The DESCRIPTION file should look like so:

Package: your package name here
Type: Package
Title: package title
Version: 1.0
Date: YYYY-MM-DD
Author: Your Name Here
Maintainer: Person to send complaints to <complain_to_me@gmail.com>
Description: Short description
License: MIT + file LICENSE
Imports: Rcpp (>= 0.11.1), RcppArmadillo (>= 0.4.200.0)
LinkingTo: Rcpp, RcppArmadillo
Depends: RcppArmadillo

Note, the only main differences are the inclusion of RcppArmadillo into Imports, LinkingTo, and Depends!

Within the NAMESPACE file, make the following modifications:

useDynLib(packagename)
import(RcppArmadillo)
importFrom(Rcpp, evalCpp)
exportPattern("^[[:alpha:]]+")

The key is to add import(RcppArmadillo) to the file and substitute your package name in useDynLib(packagename).

With these modifications, RStudio will be able to handle RcppArmadillo based packages.

A short cavat to the above note is having space or any special characters in the file path to the source file.
So, this means you should not try to compile a source file with the following paths:

C:/users/name/what up/did you/know spaces/are very/harmful to/rcpp files.cpp

or

C:/users/name/!@#$%^&*()-=+/rcppfile.cpp

Making a simple script

Please note, there are several alternatives to this workflow. For example, if you only want to outsource one function that is loop-intensive, then using the inline package or cppFunction() is preferred.

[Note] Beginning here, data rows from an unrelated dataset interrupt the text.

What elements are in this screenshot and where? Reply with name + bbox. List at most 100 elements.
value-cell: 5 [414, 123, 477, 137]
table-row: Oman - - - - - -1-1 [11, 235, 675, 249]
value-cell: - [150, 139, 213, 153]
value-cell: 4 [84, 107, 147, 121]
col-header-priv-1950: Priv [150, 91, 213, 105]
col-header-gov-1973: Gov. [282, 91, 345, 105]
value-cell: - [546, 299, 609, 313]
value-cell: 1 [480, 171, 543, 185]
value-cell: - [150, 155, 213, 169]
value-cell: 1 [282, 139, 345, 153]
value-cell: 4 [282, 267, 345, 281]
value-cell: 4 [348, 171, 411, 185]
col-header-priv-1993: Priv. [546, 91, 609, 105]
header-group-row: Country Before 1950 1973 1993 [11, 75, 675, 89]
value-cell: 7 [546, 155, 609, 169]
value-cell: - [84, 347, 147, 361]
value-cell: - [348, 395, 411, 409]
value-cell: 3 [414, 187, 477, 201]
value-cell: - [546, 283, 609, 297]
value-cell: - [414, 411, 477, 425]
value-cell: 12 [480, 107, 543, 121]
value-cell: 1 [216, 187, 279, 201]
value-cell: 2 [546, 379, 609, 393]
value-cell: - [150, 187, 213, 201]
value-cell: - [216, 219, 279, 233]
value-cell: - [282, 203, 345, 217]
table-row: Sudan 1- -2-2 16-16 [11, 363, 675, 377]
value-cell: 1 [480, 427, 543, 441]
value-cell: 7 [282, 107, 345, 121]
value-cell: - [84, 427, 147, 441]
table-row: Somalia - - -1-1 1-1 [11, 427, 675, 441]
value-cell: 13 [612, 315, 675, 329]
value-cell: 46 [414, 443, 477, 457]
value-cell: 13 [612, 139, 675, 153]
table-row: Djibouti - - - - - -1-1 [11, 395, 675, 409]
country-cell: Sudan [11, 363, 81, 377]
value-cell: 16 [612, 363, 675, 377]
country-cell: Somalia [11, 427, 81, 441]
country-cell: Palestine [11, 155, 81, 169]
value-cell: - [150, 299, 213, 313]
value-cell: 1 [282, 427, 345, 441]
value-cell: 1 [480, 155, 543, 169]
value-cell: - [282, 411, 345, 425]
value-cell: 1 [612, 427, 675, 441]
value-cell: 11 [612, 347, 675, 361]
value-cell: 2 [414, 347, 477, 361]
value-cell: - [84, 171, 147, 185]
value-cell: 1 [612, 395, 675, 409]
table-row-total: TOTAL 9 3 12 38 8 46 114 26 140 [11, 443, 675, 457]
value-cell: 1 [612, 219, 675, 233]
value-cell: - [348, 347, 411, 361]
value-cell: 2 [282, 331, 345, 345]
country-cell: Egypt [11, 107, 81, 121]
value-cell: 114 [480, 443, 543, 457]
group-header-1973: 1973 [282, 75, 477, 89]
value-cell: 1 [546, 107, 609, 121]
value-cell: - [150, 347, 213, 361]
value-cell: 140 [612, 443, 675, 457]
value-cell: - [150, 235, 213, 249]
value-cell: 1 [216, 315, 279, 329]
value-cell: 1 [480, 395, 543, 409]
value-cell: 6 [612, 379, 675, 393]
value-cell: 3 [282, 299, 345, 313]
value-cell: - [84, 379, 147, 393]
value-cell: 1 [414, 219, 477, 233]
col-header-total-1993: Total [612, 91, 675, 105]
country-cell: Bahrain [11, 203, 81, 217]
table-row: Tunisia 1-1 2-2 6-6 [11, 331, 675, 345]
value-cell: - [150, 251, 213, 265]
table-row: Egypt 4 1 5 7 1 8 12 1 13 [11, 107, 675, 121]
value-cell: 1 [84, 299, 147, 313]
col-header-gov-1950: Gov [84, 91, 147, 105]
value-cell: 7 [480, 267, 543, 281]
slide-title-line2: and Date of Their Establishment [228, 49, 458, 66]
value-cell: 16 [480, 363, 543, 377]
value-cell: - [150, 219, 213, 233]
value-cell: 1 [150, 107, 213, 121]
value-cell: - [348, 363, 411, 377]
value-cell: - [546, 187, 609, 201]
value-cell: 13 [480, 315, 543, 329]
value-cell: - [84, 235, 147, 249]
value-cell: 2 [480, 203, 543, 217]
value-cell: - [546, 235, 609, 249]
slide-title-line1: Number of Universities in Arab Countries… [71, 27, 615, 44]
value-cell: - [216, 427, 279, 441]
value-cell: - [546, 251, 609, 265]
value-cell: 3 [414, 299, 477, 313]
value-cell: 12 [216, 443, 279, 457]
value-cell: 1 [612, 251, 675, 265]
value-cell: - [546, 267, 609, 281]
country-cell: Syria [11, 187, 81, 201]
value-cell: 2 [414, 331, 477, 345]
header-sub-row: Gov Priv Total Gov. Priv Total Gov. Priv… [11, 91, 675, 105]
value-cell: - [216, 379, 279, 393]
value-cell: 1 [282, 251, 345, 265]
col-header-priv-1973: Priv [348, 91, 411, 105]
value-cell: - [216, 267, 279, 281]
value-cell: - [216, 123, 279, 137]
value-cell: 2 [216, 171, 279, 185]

Here is an example creating an inline function declaration with cppFunction():

# In R
library("Rcpp")
 
# In R
cppFunction('
  //declare return type, specify function name, and function parameters
int hello_world_rcpp(int n) {
 
   //C++ for loop
   for(int i=0; i<n; i++){
     //prints to R console similar to print() or cat()
     Rcpp::Rcout << "Hello World!" << std::endl;
   }
 
   //send back the number of times hello world was said. 
    return n;
}')

The R equivalent would be:

hello_world_r = function(n) {
    for (i in 1:n) {
        cat("Hello World!")
    }
    return(n)
}

Calling the function results in:

# In R
hello_world_rcpp(n = 2)
Hello World!
Hello World!
[1] 2

Why this wasn't futile…

In the beginning, I mentioned that the primary reason for converting from R scripts to R's C++ API was speed. To illustrate, note the following benchmarks created using library("rbenchmark").

library("rbenchmark")
benchmark(rcpp_v = hello_world_rcpp(2), r_v = hello_world_r(2))
##     test replications elapsed relative user.self sys.self user.child   sys.child
## 2    r_v          100    0.01       NA      0.02        0         NA          NA
## 1 rcpp_v          100    0.00       NA      0.00        0         NA          NA

So, we should prefer the rcpp implementation. Note, this may not always hold when you are echoing statements out to the console. There may be added lag using Rcpp out statements vs. R out statements. However, the looping procedures within Rcpp should be faster than looping procedures in R. Also, the output from this benchmark was suppressed. If you run this benchmark on your system, expect to receive 200 “Hello World!” and 200 returns of the number 2 in addition to the output table displayed above.